From Stack Exchange Cross Validated:

Both the gamma and Weibull distributions can be seen as generalisations of the exponential distribution. If we look at the exponential distribution as describing the waiting time of a Poisson process (the time we have to wait until an event happens, if that event is equally likely to occur in any time interval), then the $\Gamma(k, \theta)$ distribution describes the time we have to wait for $k$ independent events to occur.

On the other hand, the Weibull distribution effectively describes the time we have to wait for one event to occur, if that event becomes more or less likely with time. Here the $k$ parameter describes how quickly the probability ramps up (proportional to $t^{k−1}$).

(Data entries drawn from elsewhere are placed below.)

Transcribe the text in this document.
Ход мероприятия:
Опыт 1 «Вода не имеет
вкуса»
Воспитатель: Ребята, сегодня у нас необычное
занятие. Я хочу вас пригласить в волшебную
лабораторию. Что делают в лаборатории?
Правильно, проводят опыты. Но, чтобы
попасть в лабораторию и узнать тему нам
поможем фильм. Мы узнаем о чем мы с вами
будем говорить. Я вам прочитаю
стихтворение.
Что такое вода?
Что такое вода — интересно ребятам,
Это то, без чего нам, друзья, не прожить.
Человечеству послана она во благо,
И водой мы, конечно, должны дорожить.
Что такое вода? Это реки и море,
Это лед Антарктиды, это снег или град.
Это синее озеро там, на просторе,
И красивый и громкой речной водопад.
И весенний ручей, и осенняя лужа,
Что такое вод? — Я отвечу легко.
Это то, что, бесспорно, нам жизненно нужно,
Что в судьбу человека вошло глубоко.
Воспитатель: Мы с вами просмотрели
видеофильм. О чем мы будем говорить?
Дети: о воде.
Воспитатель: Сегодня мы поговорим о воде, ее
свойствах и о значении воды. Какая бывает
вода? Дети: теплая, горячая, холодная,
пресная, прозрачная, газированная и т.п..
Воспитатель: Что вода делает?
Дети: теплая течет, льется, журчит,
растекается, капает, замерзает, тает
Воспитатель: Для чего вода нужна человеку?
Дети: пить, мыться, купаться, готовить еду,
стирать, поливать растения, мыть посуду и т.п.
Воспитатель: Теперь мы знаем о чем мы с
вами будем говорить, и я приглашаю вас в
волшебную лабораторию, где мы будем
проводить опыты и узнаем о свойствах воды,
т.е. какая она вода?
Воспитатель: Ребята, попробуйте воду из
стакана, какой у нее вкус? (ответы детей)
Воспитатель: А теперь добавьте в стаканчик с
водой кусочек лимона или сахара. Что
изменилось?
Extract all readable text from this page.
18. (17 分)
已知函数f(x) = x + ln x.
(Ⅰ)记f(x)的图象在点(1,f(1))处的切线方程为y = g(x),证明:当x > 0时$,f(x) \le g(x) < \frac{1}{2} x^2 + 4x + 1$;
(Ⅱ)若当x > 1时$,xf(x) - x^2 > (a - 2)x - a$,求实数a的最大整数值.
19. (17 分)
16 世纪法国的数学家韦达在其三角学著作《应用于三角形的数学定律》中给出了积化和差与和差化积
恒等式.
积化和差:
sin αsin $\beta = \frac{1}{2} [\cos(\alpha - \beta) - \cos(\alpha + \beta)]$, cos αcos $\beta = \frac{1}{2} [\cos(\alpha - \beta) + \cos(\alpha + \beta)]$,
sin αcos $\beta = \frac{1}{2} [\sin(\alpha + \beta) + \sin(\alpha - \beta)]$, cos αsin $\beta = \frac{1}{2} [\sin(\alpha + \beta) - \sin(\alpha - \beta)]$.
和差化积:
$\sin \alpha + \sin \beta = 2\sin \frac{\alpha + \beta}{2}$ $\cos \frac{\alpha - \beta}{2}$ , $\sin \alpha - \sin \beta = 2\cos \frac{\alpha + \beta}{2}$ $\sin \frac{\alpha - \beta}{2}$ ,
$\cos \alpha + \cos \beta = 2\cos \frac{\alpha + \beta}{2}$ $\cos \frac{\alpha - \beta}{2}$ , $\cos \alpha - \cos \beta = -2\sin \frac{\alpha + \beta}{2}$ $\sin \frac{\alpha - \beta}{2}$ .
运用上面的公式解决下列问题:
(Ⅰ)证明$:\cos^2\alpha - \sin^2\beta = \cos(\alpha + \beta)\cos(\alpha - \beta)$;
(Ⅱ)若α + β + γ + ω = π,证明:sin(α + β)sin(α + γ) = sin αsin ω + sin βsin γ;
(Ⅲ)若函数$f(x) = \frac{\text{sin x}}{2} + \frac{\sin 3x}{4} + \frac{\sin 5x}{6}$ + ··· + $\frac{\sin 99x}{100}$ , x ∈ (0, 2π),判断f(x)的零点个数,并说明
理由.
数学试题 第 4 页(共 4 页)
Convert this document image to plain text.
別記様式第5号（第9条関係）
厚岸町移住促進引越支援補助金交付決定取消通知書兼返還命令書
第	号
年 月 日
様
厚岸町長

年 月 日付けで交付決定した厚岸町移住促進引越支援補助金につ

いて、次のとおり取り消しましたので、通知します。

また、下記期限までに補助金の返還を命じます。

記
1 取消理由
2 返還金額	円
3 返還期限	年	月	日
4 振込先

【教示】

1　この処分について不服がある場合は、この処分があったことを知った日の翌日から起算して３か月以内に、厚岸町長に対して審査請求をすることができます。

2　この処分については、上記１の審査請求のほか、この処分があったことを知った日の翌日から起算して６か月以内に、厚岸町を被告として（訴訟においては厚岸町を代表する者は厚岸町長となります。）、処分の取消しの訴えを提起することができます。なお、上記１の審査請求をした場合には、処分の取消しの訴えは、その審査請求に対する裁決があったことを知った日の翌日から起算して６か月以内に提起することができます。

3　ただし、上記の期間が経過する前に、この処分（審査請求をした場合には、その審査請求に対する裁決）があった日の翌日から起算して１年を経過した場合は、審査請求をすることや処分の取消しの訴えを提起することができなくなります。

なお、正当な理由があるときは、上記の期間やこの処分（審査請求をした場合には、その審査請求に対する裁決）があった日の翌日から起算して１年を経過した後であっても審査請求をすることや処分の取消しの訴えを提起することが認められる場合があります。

We can see the difference in effect by looking at the pdfs of the two distributions. Ignoring all the normalising constants:

$f_\Gamma(x)\propto x^{k-1}\exp(-\frac{x}{\theta})$

$f_W(x)\propto x^{k-1}\exp(-{(\frac{x}{\lambda})^k)}$

The Weibull distribution drops off much more quickly (for $k>1$) or slowly (for $k<1$) than the gamma distribution. In the case where $k=1$, they both reduce to the exponential distribution.

From Wikipedia:

The generalized gamma has three parameters: $a>0$, $d>0$, and $p>0$. For non-negative x, the probability density function of the generalized gamma is$^{[2]}$

$f(x;a,d,p)={\frac  {(p/a^{d})x^{{d-1}}e^{{-(x/a)^{p}}}}{\Gamma (d/p)}},$

where $\Gamma (\cdot )$ denotes the gamma function.

The cumulative distribution function is
$F(x;a,d,p)={\frac  {\gamma (d/p,(x/a)^{p})}{\Gamma (d/p)}},$

where $\gamma (\cdot )$ denotes the lower incomplete gamma function.

If $d=p$ then the generalized gamma distribution becomes the Weibull distribution. Alternatively, if $p=1$ the generalised gamma becomes the gamma distribution.

From NIST National Engineering Handbook

The formula for the probability density function of the general Weibull distribution is

$f(x)=\frac\gamma\alpha(\frac{x-\mu}\alpha)^{(\gamma-1)}\exp(-(\frac{(x-\mu)}\alpha)^\gamma)$

$x\ge\mu; \gamma,\alpha>0$

where $\gamma$ is the shape parameter, $\mu$ is the location parameter and $\alpha$ is the scale parameter. The case where $\mu = 0$ and $\alpha = 1$ is called the standard Weibull distribution. The case where $\mu = 0$ is called the 2-parameter Weibull distribution. The equation for the standard Weibull distribution reduces to

$f(x)=\gamma x^{(\gamma-1)}\exp(-(x^\gamma))$

Since the general form of probability functions can be expressed in terms of the standard distribution, all subsequent formulas in this section are given for the standard form of the function.

The general formula for the probability density function of the gamma distribution is

$f(x)=\frac{(\frac{x-\mu}{\beta})^{\gamma-1}\exp(-\frac{x-\mu}{\beta})}{\beta\Gamma(\gamma)}$

where $\gamma$ is the shape parameter, $\mu$ is the location parameter, $\alpha$ is the scale parameter, and $\Gamma$ is the gamma function which has the formula

$\Gamma(a)=\int_0^\infty t^{a-1}e^{-t}dt$

The case where $\mu=0$ and $\beta=1$ is called the standard gamma distribution. The equation for the standard gamma distribution reduces to

$f(x)=\frac{x^{\gamma-1}\exp(-x)}{\Gamma(\gamma)}$

  
Since the general form of probability functions can be expressed in terms of the standard distribution, all subsequent formulas in this section are given for the standard form of the function.